Öneririm tabii. Şu anda bizim aslında hemen bir adım öteye gidip aynı zamanda
hidrojenli araçlarımızı da yapmamız gerekiyor. Şu anda birçok firma hidrojen
üzerinden gidiyor. Otomobil sektöründe hidrojene yönelik 50'nin üzerinde araç
firmasının hedefi bu. Bataryalı araç yapıyorlar mı, yapıyorlar. Niye? Buradan
bir tık atladıklarında hidrojenli araçlara ulaşılıyor. Bizim burada kademeli
yapma yerine, aynı zamanda bunun paralelinde hidrojenli aracımızı da çıkarmamızda
fayda var. İkisini de aynı zamanda piyasaya sürelim.
Sıvı hidrojenden elektrik üretimi nasıl oluyor?
Hidrojene oksijen verdiğimiz zaman elektrik üretiyoruz. Elektrik üretirken hidrojeni
oksitleyeceğiz. Elektronlar elektrik devresine geçecek, elektrik üretecek. Ortaya
ise su buharı çıkıyor. Yani yakıt hücresinden elektrik üretiyoruz, açığa da
su buharı çıkıyor. Su buharı tertemiz.
Hem petrol gibi yakılabiliyor hem de elektrik üretilebiliyor.
Tabii alıp yakarsın veya yakıt hücresinde oksitlersin, buradan da su çıkararak
elektrik üretirsin.
BOR ENERJİ KAYNAĞI DEĞİL
Peki bu işi borla nasıl birleştirebiliriz?
Sodyum borhidrür olayı var. Burada dört tane hidrojen atomunu sodyum borhidrürde
bağlayabiliyorsun. Türkiye'deki yanılgı şu: millet şöyle düşünüyor, diyor ki
'bor bizim enerji kaynağıdır.' Bor bir enerji kaynağı değil. Yani bor bir kömür
değil. Kömürü alır yakarsın. Ama borda böyle bir durum söz konusu değil.

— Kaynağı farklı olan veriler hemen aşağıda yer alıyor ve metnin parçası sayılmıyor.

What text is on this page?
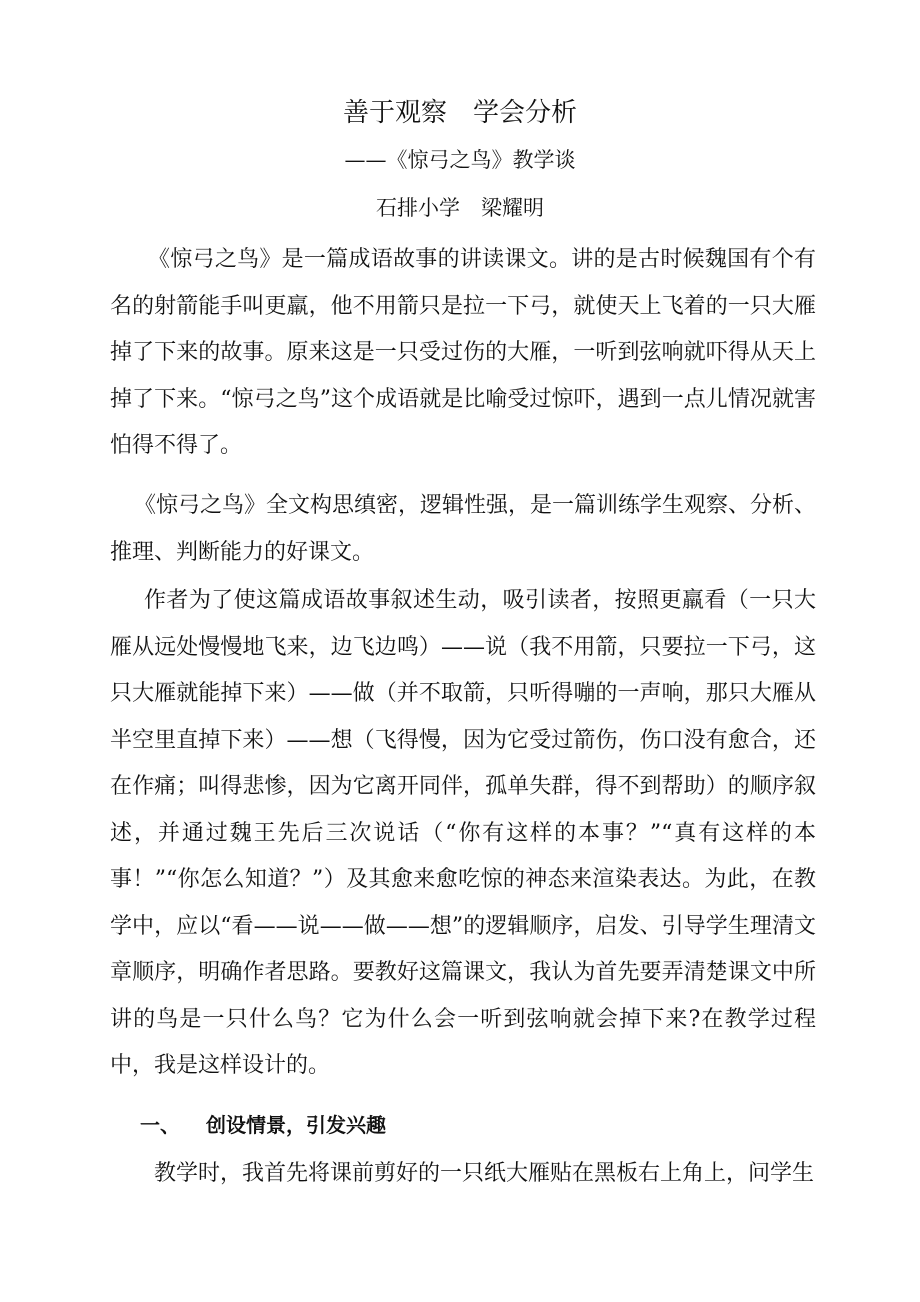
善于观察　学会分析
——《惊弓之鸟》教学谈
石排小学　梁耀明

《惊弓之鸟》是一篇成语故事的讲读课文。讲的是古时候魏国有个有名的射箭能手叫更羸，他不用箭只是拉一下弓，就使天上飞着的一只大雁掉了下来的故事。原来这是一只受过伤的大雁，一听到弦响就吓得从天上掉了下来。“惊弓之鸟”这个成语就是比喻受过惊吓，遇到一点儿情况就害怕得不得了。

《惊弓之鸟》全文构思缜密，逻辑性强，是一篇训练学生观察、分析、推理、判断能力的好课文。

作者为了使这篇成语故事叙述生动，吸引读者，按照更羸看（一只大雁从远处慢慢地飞来，边飞边鸣）——说（我不用箭，只要拉一下弓，这只大雁就能掉下来）——做（并不取箭，只听得嘣的一声响，那只大雁从半空里直掉下来）——想（飞得慢，因为它受过箭伤，伤口没有愈合，还在作痛；叫得悲惨，因为它离开同伴，孤单失群，得不到帮助）的顺序叙述，并通过魏王先后三次说话（“你有这样的本事？”“真有这样的本事！”“你怎么知道？”）及其愈来愈吃惊的神态来渲染表达。为此，在教学中，应以“看——说——做——想”的逻辑顺序，启发、引导学生理清文章顺序，明确作者思路。要教好这篇课文，我认为首先要弄清楚课文中所讲的鸟是一只什么鸟？它为什么会一听到弦响就会掉下来?在教学过程中，我是这样设计的。

一、 创设情景，引发兴趣

教学时，我首先将课前剪好的一只纸大雁贴在黑板右上角上，问学生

'Sanayinin tuzu' diyorlar.
Bora 'sanayinin tuzu' niye diyorlar. Tuz katkı ya; mesela yemeğe katıyorsun,
ekmeğe katıyorsun, her yere katıyorsun. Bor da, onu söyleyen doğru söylemiş,
güzel bir anoloji yapmış, çok anlamlı. Bor ikincil bir element. Boru ekleyerek;
sertliği, mukavemeti, fiziksel özellikleri veya tutuculuğu artırıyorsun. Yani
getirdiği bir sürü kolaylık var.
Hidrojenle boru nasıl ilişkilendirebiliriz, öyle bir şey var mı?
Bunu sodyum borhidrürde tutup, yani borla birleştirip, hidrojeni tutturup sodyum
borhidrürlü araç da yapılabilir. Marmara Araştırma Merkezinde yapılmıştı. Sodyum
borhidrürlü yakıtı oluşturmanız mümkün ama buradan hidrojeni çekip alacaksınız,
kullanacaksınız. Bu da astarı yüzünden pahalıya geliyor. Direkt yöntemler çok
daha doğru.
BENZİNE GÖRE 1,5 DOLAR FARK VAR
Benzin mi yoksa hidrojen mi daha pahalı?
Benzinle hidrojeni Ford Focus'da karşılaştırdık. Hidrojenin içten yanmalı motorda
yanmasına baktık. 100 kilometrede hidrojen 8,4 dolar, benzin 6-7 dolar arasında
harcıyor. 100 kilometrede 1-1,5 dolarlık artış var hidrojende.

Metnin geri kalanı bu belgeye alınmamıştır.